Lange war ich davon überzeugt, dass die betriebsbedingte Kündigung nur ein kleiner Rückschlag wäre, aus dem ich bald erstarkt hervorgehen würde. Ein Irrtum. Die bittere Wahrheit war, dass die Robotisierung unserer Welt viele Berufsgruppen obsolet gemacht hatte. Während Biotechniker und Psychodesigner für KIs ihre Glanzzeit erlebten, steuerte ich als Elektroingenieur offenen Auges meinem Untergang entgegen. Ich war motiviert und voller Elan. So voller Elan, dass ich letzten Endes durch die Maschine ersetzt wurde, die ich mit erschaffen hatte.
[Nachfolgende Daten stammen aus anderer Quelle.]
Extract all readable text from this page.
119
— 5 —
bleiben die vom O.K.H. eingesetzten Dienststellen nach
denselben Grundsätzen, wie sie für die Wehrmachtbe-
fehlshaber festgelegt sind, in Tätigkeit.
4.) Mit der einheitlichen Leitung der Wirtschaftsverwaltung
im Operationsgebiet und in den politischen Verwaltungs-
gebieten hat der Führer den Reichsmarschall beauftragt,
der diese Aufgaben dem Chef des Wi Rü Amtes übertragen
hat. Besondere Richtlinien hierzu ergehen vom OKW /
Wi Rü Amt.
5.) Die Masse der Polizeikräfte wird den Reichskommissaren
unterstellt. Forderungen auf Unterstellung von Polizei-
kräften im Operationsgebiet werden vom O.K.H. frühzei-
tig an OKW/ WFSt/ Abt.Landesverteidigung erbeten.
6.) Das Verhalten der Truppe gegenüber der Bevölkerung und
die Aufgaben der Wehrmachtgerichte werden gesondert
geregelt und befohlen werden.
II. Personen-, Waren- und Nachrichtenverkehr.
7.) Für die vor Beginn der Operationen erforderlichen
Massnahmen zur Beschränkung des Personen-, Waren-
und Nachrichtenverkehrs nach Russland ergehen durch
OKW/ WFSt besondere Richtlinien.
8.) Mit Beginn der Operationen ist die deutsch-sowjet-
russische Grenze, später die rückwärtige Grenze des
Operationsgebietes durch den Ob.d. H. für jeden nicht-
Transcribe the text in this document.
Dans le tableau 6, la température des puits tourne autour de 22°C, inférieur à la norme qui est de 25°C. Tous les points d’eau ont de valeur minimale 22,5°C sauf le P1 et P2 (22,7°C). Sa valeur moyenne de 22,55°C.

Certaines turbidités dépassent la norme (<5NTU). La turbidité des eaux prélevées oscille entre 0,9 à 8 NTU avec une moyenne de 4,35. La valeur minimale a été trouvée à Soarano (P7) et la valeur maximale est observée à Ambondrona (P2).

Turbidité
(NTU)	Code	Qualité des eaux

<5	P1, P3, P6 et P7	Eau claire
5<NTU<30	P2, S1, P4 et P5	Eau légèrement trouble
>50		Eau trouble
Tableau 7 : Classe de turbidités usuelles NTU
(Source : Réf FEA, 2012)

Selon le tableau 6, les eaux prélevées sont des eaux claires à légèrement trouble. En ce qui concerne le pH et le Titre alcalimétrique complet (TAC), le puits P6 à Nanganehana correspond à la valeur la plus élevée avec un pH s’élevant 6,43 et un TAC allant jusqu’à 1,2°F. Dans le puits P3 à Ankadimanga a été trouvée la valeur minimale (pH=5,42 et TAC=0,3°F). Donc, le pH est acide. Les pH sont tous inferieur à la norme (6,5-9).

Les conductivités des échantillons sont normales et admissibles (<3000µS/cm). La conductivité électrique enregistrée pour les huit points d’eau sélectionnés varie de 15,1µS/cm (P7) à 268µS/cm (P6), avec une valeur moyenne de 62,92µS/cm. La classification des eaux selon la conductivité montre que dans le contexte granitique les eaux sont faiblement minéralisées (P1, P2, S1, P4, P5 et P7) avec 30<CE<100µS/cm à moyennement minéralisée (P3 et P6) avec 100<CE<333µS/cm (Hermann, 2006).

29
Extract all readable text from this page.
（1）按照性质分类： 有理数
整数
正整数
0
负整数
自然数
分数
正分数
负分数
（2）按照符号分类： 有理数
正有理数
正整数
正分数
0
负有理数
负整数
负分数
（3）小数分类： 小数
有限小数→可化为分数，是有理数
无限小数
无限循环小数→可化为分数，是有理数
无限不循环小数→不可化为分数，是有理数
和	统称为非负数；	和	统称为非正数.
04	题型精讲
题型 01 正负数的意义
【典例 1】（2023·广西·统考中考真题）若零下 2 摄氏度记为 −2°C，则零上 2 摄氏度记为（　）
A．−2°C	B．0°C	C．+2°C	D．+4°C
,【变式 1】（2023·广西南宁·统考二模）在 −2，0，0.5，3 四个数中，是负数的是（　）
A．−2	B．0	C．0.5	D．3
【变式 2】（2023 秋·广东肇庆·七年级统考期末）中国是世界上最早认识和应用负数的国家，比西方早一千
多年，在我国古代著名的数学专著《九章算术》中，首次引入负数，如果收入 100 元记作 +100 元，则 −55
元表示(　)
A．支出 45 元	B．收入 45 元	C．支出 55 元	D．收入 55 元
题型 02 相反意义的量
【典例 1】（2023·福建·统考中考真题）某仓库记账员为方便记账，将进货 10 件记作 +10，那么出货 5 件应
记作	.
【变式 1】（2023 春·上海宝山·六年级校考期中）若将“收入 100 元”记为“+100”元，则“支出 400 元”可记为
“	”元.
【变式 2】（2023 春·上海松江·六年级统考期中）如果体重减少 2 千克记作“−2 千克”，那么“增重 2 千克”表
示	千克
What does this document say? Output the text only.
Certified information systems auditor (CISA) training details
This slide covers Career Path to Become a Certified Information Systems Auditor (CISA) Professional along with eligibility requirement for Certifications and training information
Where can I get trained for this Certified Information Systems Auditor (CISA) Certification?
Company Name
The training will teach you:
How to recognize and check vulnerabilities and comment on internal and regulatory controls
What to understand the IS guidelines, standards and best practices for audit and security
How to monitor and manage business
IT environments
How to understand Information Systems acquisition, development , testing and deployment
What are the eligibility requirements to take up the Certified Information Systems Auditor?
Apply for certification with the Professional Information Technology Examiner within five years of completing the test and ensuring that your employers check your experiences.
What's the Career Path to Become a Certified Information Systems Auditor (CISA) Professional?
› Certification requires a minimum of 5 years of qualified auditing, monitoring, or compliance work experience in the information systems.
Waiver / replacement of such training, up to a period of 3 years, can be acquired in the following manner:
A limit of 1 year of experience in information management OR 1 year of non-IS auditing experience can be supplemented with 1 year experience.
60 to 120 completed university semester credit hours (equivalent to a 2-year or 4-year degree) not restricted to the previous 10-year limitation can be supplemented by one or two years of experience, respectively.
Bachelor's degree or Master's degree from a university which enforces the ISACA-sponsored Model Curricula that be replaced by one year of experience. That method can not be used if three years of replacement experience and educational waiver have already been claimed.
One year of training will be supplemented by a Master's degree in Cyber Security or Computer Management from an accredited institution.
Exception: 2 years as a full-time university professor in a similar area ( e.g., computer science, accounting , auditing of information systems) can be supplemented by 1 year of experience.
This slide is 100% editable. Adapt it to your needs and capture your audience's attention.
Früher hatte ich ein Haus, eine Frau und ein stattliches Gehalt. Heute wohne ich in einem Mietsbunker am Stadtrand, wo ich mir das Zimmer mit einem Kerl mit Schweißfüßen teile. Um mich über Wasser zu halten, repariere ich Haushaltsgeräte und Service-Roboter.
»Jobangebot öffnen«, flüstere ich, während ich aus der Gemeinschaftsdusche steige, um mich abzutrocknen. Ein Fenster poppt auf meiner Hornhaut auf, versehen mit dem Logo von Bachchan Industries, einem der größten Tech-Unternehmen des Kontinents. Gleichzeitig setzt das begleitende Audio ein. In freundlichen Worten ersucht man mich um meine Kooperation bei einem neuartigen, auf Nanotech basierenden Fortbewegungsmittel namens Lab.
Per gedanklichen Befehl aktiviere ich meinen Neurokommunikator, um bei YIN, dem Yahoogle Investigation Network, mehr darüber zu erfahren. Ohne Erfolg. Offenbar ist die Technologie so neu, dass Bachchan Industries es unter Verschluss hält.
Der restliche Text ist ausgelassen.